Hi Paul,
First of all, if C is not close to full rank, there can be numerical problems with most any calculation involving C. Ignoring that, then every solution V does have to include all of null(C), and every V that does so will have rank n. note added> And M*null(C) where M is nonsingular is also a solution as Matt has mentioned.
But V does not have to fully " live in the null space of C ", in the sense that adding linear combinations of the rows of C to any of the rows of V still gives a solution.
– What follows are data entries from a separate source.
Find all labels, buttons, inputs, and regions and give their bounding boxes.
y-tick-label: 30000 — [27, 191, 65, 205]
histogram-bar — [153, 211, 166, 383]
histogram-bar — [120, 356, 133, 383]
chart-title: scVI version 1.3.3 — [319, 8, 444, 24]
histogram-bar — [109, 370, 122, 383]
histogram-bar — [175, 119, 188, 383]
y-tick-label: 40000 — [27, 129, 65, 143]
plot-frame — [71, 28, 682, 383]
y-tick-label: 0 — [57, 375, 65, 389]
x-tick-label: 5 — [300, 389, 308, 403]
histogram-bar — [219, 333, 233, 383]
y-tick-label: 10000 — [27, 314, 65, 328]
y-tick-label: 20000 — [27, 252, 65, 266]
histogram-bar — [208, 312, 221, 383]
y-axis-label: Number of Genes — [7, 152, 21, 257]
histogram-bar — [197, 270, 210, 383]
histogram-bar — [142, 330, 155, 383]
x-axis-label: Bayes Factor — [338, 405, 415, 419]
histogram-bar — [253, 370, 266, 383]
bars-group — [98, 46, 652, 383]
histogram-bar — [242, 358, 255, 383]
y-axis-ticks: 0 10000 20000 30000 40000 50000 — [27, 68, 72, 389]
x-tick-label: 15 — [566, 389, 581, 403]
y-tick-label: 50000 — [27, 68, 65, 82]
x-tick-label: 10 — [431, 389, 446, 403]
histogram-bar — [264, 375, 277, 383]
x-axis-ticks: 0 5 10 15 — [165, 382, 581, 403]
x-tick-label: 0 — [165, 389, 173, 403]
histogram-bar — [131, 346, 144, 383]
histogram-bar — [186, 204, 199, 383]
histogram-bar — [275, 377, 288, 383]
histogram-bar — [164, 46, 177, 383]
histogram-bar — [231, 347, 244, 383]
The " simple " V2 approach does not work because without knowing C you can never be sure that some linear combination of the rows of V2 or (some similar matrix) does not reproduce one of the rows of C. In that case the rank of the full matrix will not be n.
C = [[1 2 3 4 5]
[5 6 7 8 9]];
V = null(C)'
A = [C; V];
cA = cond(A)
rcA = rcond(A)
cA = 17.5328
rcA = 0.0321
Your condition numbers are not that bad, but that has something to do with scaling. The average value of the rows of C are 3 and 8. The null space matrix V has the property that V'V = eye(n-m), so the values of V are less than 1.
C = [[1 2 3 4 5]
[5 6 7 8 9]];
V = 5*null(C)'
then
cA = 10.8681
rcA = 0.0474
which helps a little. As opposed to
C = [100*[1 2 3 4 5]
100*[5 6 7 8 9]];
V = null(C)'
then
cA = 1.7533e+03
rcA = 4.1414e-04
so you have to make sure that the size of C and the size of V are similar.